The Association of American Universities (AAU) has launched a five-year initiative with the overall goal of influencing the culture of STEM departments at AAU universities so that they will use sustainable, student-centered, evidence-based, active learning pedagogy in their classes, particularly at the freshman and sophomore levels. Reform of undergraduate STEM education has focused until now on change at the level of faculty and student activity or student support services, with much less attention to cultural change at the institutional level. The crucial first step in the AAU initiative, supported by this grant, is to gather baseline data to identify institutional objectives in improving STEM education, and articulate the problems these objectives seek to address.

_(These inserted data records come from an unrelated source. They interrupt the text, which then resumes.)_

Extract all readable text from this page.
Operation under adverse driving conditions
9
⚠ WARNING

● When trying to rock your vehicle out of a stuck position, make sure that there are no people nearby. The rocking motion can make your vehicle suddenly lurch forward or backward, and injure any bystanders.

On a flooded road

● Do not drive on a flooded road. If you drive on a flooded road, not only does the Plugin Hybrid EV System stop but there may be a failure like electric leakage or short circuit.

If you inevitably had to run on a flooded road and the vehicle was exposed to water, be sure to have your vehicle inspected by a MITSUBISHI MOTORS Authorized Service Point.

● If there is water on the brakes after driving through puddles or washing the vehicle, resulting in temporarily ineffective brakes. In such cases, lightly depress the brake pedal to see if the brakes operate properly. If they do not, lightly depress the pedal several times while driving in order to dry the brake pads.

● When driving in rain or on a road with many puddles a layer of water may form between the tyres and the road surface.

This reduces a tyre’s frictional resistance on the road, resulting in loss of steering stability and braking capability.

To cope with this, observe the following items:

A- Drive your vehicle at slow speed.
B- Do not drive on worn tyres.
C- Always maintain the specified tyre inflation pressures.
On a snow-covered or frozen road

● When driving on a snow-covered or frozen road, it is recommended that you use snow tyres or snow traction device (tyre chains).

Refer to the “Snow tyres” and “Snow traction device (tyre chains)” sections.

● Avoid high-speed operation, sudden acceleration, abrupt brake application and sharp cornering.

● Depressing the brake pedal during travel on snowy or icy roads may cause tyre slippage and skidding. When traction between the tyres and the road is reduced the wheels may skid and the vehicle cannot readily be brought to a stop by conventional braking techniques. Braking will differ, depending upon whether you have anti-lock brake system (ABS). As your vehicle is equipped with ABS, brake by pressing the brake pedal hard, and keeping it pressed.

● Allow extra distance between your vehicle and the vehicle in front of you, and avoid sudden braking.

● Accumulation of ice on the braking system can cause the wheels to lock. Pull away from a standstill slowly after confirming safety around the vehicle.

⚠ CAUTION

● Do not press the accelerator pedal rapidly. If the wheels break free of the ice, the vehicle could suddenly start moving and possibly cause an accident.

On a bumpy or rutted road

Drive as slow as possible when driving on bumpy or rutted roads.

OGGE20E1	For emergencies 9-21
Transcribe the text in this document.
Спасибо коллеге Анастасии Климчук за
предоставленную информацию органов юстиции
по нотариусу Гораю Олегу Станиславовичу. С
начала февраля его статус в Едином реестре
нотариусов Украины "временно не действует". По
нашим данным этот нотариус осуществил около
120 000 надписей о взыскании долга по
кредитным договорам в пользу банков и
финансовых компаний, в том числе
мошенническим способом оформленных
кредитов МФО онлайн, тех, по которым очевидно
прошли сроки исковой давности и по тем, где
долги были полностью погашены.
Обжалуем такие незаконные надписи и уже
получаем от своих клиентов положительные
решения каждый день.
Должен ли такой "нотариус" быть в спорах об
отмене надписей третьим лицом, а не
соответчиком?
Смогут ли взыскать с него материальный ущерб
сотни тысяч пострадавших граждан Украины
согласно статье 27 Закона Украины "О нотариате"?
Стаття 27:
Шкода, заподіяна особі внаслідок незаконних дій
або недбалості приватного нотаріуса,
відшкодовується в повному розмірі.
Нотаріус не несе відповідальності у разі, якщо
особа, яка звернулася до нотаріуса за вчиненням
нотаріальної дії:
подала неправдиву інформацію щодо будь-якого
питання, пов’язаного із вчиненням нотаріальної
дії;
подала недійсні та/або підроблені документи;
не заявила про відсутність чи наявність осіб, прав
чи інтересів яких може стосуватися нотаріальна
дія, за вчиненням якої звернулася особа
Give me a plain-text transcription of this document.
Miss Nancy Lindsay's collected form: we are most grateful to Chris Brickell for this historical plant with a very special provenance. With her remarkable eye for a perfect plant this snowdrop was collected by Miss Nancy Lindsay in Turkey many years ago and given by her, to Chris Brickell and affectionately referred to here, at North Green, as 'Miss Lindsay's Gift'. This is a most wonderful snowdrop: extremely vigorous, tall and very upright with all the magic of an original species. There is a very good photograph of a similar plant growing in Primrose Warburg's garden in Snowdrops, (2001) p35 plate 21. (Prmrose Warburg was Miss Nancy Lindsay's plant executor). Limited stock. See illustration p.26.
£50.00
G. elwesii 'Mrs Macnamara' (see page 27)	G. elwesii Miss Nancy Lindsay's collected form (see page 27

Specifically, this project is focusing on metrics for assessing institutional support of evidence-based instruction for those institutions making a public commitment to be part of a cultural shift to evidence-based instruction as a new norm. Metrics are needed that can be used both to assess institutional culture with respect to evidence-based teaching, and to measure the impact of actions taken to increase the extent of use of evidence-based teaching. The centerpiece of the AAU initiative is developing a framework to foster institutional commitment to effective STEM teaching and learning practices. This framework is being informed by a set of demonstration projects at AAU universities. These demonstration projects are being selected based on their commitment to STEM pedagogical reform and to represent the variety of challenges confronting universities in improving STEM undergraduate education. The project is assessing their effectiveness at reform efforts, which is providing benchmarks by which the success of reforms can be judged.
Project activities will result in a more complete documentation of the status of current efforts to document pedagogy in undergraduate STEM courses and a template for baseline data collection for demonstration sites: both to guide their own projects and to share results with other institutions.